Camae Ayewa (Moor Mother, part of Black Quantum Futurism) is a musician, poet, visual artist and workshop facilitator, and has performed at numerous festivals, colleges, galleries, and museums around the world, sharing the stage with King Britt, Roscoe Mitchell, Claudia Rankine, bell hooks, and more. Camae is a vocalist in three collaborative performance groups: Irreversible Entanglements, Moor Jewelry, and 700bliss. In late 2016, she released her debut album Fetish Bones on Don Giovanni Records, and in 2017 she released The Motionless Present, commissioned by The Vinyl Factory x CTM. Recent festival performances include Borealis, CTM Festival, Le Guess Who?, Unsound Festival, Flow Festival, Rewire, and Donaufestival.
Rasheedah Phillips, Esq., is a Philadelphia-based public interest attorney, artist, cultural producer, and writer. Rasheedah’s writing has appeared in Keywords for Radicals, Villanova Law Review, The Funambulist Magazine, and other publications. Rasheedah is the founder of The AfroFuturist Affair, a founding member of Metropolarity Queer Spec Fic Collective, co-founder of Black Quantum Futurism, and co-creator of the award-winning Community Futures Lab. Phillips is a recipient of the National Housing Law Project 2017 Housing Justice Award, 2017 City & State Pennsylvania 40 under 40 Rising Star award, and 2018 Atlantic Fellow for Racial Equity. She is the self-published author of Recurrence Plot (and Other Time Travel Tales) (2014), and the editor of the anthologies Black Quantum Futurism: Theory & Practice Vol. I (2015) and Space-Time Collapse I: From the Congo to the Carolinas (2016).

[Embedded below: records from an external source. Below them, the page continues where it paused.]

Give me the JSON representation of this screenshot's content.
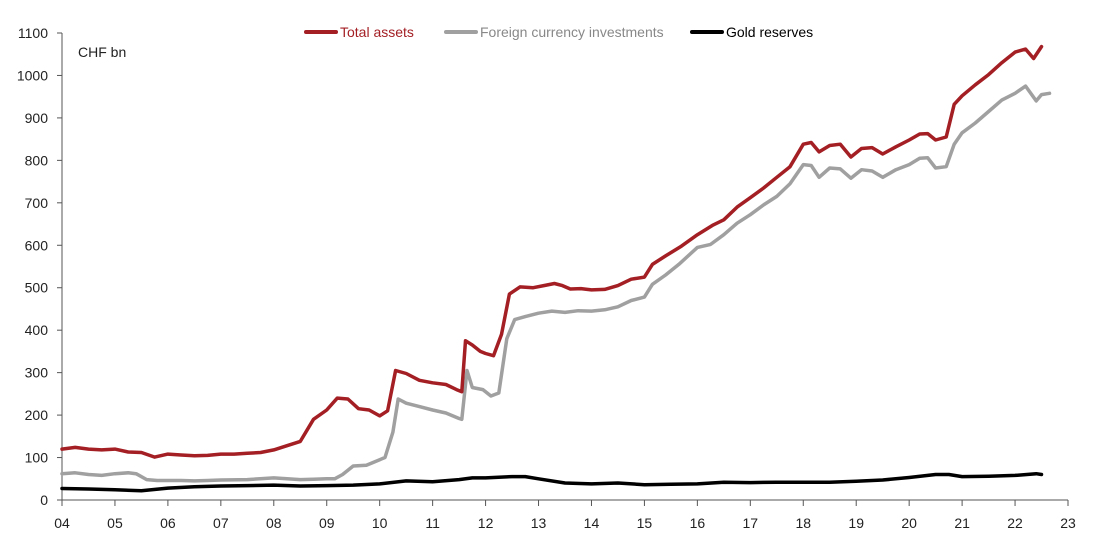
{
  "chart_data": {
    "type": "line",
    "unit_label": "CHF bn",
    "ylim": [
      0,
      1100
    ],
    "yticks": [
      0,
      100,
      200,
      300,
      400,
      500,
      600,
      700,
      800,
      900,
      1000,
      1100
    ],
    "xlim": [
      2004,
      2023
    ],
    "xtick_labels": [
      "04",
      "05",
      "06",
      "07",
      "08",
      "09",
      "10",
      "11",
      "12",
      "13",
      "14",
      "15",
      "16",
      "17",
      "18",
      "19",
      "20",
      "21",
      "22",
      "23"
    ],
    "grid": false,
    "legend_position": "top-center",
    "series": [
      {
        "name": "Total assets",
        "color": "#a31f24",
        "points": [
          [
            2004.0,
            120
          ],
          [
            2004.25,
            124
          ],
          [
            2004.5,
            120
          ],
          [
            2004.75,
            118
          ],
          [
            2005.0,
            120
          ],
          [
            2005.25,
            113
          ],
          [
            2005.5,
            112
          ],
          [
            2005.75,
            101
          ],
          [
            2006.0,
            108
          ],
          [
            2006.25,
            106
          ],
          [
            2006.5,
            104
          ],
          [
            2006.75,
            105
          ],
          [
            2007.0,
            108
          ],
          [
            2007.25,
            108
          ],
          [
            2007.5,
            110
          ],
          [
            2007.75,
            112
          ],
          [
            2008.0,
            118
          ],
          [
            2008.25,
            128
          ],
          [
            2008.5,
            138
          ],
          [
            2008.75,
            190
          ],
          [
            2009.0,
            212
          ],
          [
            2009.2,
            240
          ],
          [
            2009.4,
            238
          ],
          [
            2009.6,
            215
          ],
          [
            2009.8,
            212
          ],
          [
            2010.0,
            198
          ],
          [
            2010.15,
            210
          ],
          [
            2010.3,
            305
          ],
          [
            2010.5,
            298
          ],
          [
            2010.75,
            282
          ],
          [
            2011.0,
            276
          ],
          [
            2011.25,
            272
          ],
          [
            2011.45,
            260
          ],
          [
            2011.55,
            255
          ],
          [
            2011.62,
            375
          ],
          [
            2011.75,
            365
          ],
          [
            2011.9,
            350
          ],
          [
            2012.0,
            345
          ],
          [
            2012.15,
            340
          ],
          [
            2012.3,
            390
          ],
          [
            2012.45,
            485
          ],
          [
            2012.65,
            502
          ],
          [
            2012.9,
            500
          ],
          [
            2013.1,
            505
          ],
          [
            2013.3,
            510
          ],
          [
            2013.45,
            505
          ],
          [
            2013.6,
            497
          ],
          [
            2013.8,
            498
          ],
          [
            2014.0,
            495
          ],
          [
            2014.25,
            496
          ],
          [
            2014.5,
            505
          ],
          [
            2014.75,
            520
          ],
          [
            2015.0,
            525
          ],
          [
            2015.15,
            555
          ],
          [
            2015.4,
            575
          ],
          [
            2015.7,
            598
          ],
          [
            2016.0,
            625
          ],
          [
            2016.3,
            648
          ],
          [
            2016.5,
            660
          ],
          [
            2016.75,
            690
          ],
          [
            2017.0,
            712
          ],
          [
            2017.25,
            735
          ],
          [
            2017.5,
            760
          ],
          [
            2017.75,
            785
          ],
          [
            2018.0,
            838
          ],
          [
            2018.15,
            842
          ],
          [
            2018.3,
            820
          ],
          [
            2018.5,
            835
          ],
          [
            2018.7,
            838
          ],
          [
            2018.9,
            808
          ],
          [
            2019.1,
            828
          ],
          [
            2019.3,
            830
          ],
          [
            2019.5,
            815
          ],
          [
            2019.75,
            832
          ],
          [
            2020.0,
            848
          ],
          [
            2020.2,
            862
          ],
          [
            2020.35,
            863
          ],
          [
            2020.5,
            848
          ],
          [
            2020.7,
            855
          ],
          [
            2020.85,
            932
          ],
          [
            2021.0,
            952
          ],
          [
            2021.25,
            978
          ],
          [
            2021.5,
            1002
          ],
          [
            2021.75,
            1030
          ],
          [
            2022.0,
            1055
          ],
          [
            2022.2,
            1062
          ],
          [
            2022.35,
            1040
          ],
          [
            2022.5,
            1068
          ]
        ]
      },
      {
        "name": "Foreign currency investments",
        "color": "#a0a0a0",
        "points": [
          [
            2004.0,
            62
          ],
          [
            2004.25,
            64
          ],
          [
            2004.5,
            60
          ],
          [
            2004.75,
            58
          ],
          [
            2005.0,
            62
          ],
          [
            2005.25,
            64
          ],
          [
            2005.4,
            62
          ],
          [
            2005.6,
            48
          ],
          [
            2005.8,
            46
          ],
          [
            2006.0,
            46
          ],
          [
            2006.25,
            46
          ],
          [
            2006.5,
            45
          ],
          [
            2006.75,
            46
          ],
          [
            2007.0,
            47
          ],
          [
            2007.5,
            48
          ],
          [
            2008.0,
            52
          ],
          [
            2008.25,
            50
          ],
          [
            2008.5,
            48
          ],
          [
            2008.75,
            49
          ],
          [
            2009.0,
            50
          ],
          [
            2009.15,
            50
          ],
          [
            2009.3,
            60
          ],
          [
            2009.5,
            80
          ],
          [
            2009.75,
            82
          ],
          [
            2010.0,
            95
          ],
          [
            2010.1,
            100
          ],
          [
            2010.25,
            160
          ],
          [
            2010.35,
            238
          ],
          [
            2010.5,
            228
          ],
          [
            2010.75,
            220
          ],
          [
            2011.0,
            212
          ],
          [
            2011.25,
            205
          ],
          [
            2011.5,
            192
          ],
          [
            2011.55,
            190
          ],
          [
            2011.65,
            305
          ],
          [
            2011.75,
            265
          ],
          [
            2011.95,
            260
          ],
          [
            2012.1,
            245
          ],
          [
            2012.25,
            252
          ],
          [
            2012.4,
            380
          ],
          [
            2012.55,
            425
          ],
          [
            2012.75,
            432
          ],
          [
            2013.0,
            440
          ],
          [
            2013.25,
            445
          ],
          [
            2013.5,
            442
          ],
          [
            2013.75,
            446
          ],
          [
            2014.0,
            445
          ],
          [
            2014.25,
            448
          ],
          [
            2014.5,
            455
          ],
          [
            2014.75,
            470
          ],
          [
            2015.0,
            478
          ],
          [
            2015.15,
            508
          ],
          [
            2015.4,
            530
          ],
          [
            2015.65,
            555
          ],
          [
            2016.0,
            595
          ],
          [
            2016.25,
            602
          ],
          [
            2016.5,
            625
          ],
          [
            2016.75,
            652
          ],
          [
            2017.0,
            672
          ],
          [
            2017.25,
            695
          ],
          [
            2017.5,
            715
          ],
          [
            2017.75,
            745
          ],
          [
            2018.0,
            790
          ],
          [
            2018.15,
            788
          ],
          [
            2018.3,
            760
          ],
          [
            2018.5,
            782
          ],
          [
            2018.7,
            780
          ],
          [
            2018.9,
            758
          ],
          [
            2019.1,
            778
          ],
          [
            2019.3,
            775
          ],
          [
            2019.5,
            760
          ],
          [
            2019.75,
            778
          ],
          [
            2020.0,
            790
          ],
          [
            2020.2,
            805
          ],
          [
            2020.35,
            806
          ],
          [
            2020.5,
            782
          ],
          [
            2020.7,
            785
          ],
          [
            2020.85,
            838
          ],
          [
            2021.0,
            865
          ],
          [
            2021.25,
            888
          ],
          [
            2021.5,
            915
          ],
          [
            2021.75,
            942
          ],
          [
            2022.0,
            958
          ],
          [
            2022.2,
            975
          ],
          [
            2022.4,
            940
          ],
          [
            2022.5,
            955
          ],
          [
            2022.65,
            958
          ]
        ]
      },
      {
        "name": "Gold reserves",
        "color": "#000000",
        "points": [
          [
            2004.0,
            27
          ],
          [
            2004.5,
            26
          ],
          [
            2005.0,
            24
          ],
          [
            2005.5,
            22
          ],
          [
            2006.0,
            28
          ],
          [
            2006.5,
            31
          ],
          [
            2007.0,
            33
          ],
          [
            2007.5,
            34
          ],
          [
            2008.0,
            35
          ],
          [
            2008.5,
            33
          ],
          [
            2009.0,
            34
          ],
          [
            2009.5,
            35
          ],
          [
            2010.0,
            38
          ],
          [
            2010.5,
            45
          ],
          [
            2011.0,
            43
          ],
          [
            2011.5,
            48
          ],
          [
            2011.75,
            52
          ],
          [
            2012.0,
            52
          ],
          [
            2012.5,
            55
          ],
          [
            2012.75,
            55
          ],
          [
            2013.0,
            50
          ],
          [
            2013.5,
            40
          ],
          [
            2014.0,
            38
          ],
          [
            2014.5,
            40
          ],
          [
            2015.0,
            36
          ],
          [
            2015.5,
            37
          ],
          [
            2016.0,
            38
          ],
          [
            2016.5,
            42
          ],
          [
            2017.0,
            41
          ],
          [
            2017.5,
            42
          ],
          [
            2018.0,
            42
          ],
          [
            2018.5,
            42
          ],
          [
            2019.0,
            44
          ],
          [
            2019.5,
            47
          ],
          [
            2020.0,
            53
          ],
          [
            2020.5,
            60
          ],
          [
            2020.75,
            60
          ],
          [
            2021.0,
            55
          ],
          [
            2021.5,
            56
          ],
          [
            2022.0,
            58
          ],
          [
            2022.4,
            62
          ],
          [
            2022.5,
            60
          ]
        ]
      }
    ]
  }
}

Erdem Taşdelen is a visual artist based in Toronto. His practice is rooted in conceptualism and involves a range of media including installation, video, sound, and artist books. His diverse projects bring structures of power into question within the context of culturally learned behaviours, where he often draws from unique historical narratives to address the complexities of current socio-political issues. His work has been shown in numerous exhibitions internationally, at venues including Mercer Union, Toronto; AKA Artist-Run, Saskatoon (2020); Contemporary Art Gallery, Vancouver; Museum für Gegenwartskunst Siegen; Untitled Art Society, Calgary (2019); VOX Centre de l’image contemporaine, Montreal (2018); Pera Museum, Istanbul; Museum für Neue Kunst, Freiburg (2016); Stacion CCA, Kosovo (2015); Kunstverein Hannover; ARTER, Istanbul; Haus Konstruktiv, Zurich; and MAK, Vienna (2013). He has been awarded the Joseph S. Stauffer Prize in Visual Arts by the Canada Council for the Arts (2016), the Charles Pachter Prize for Emerging Artists by the Hnatyshyn Foundation (2014), and was long-listed for the Sobey Art Award in 2019.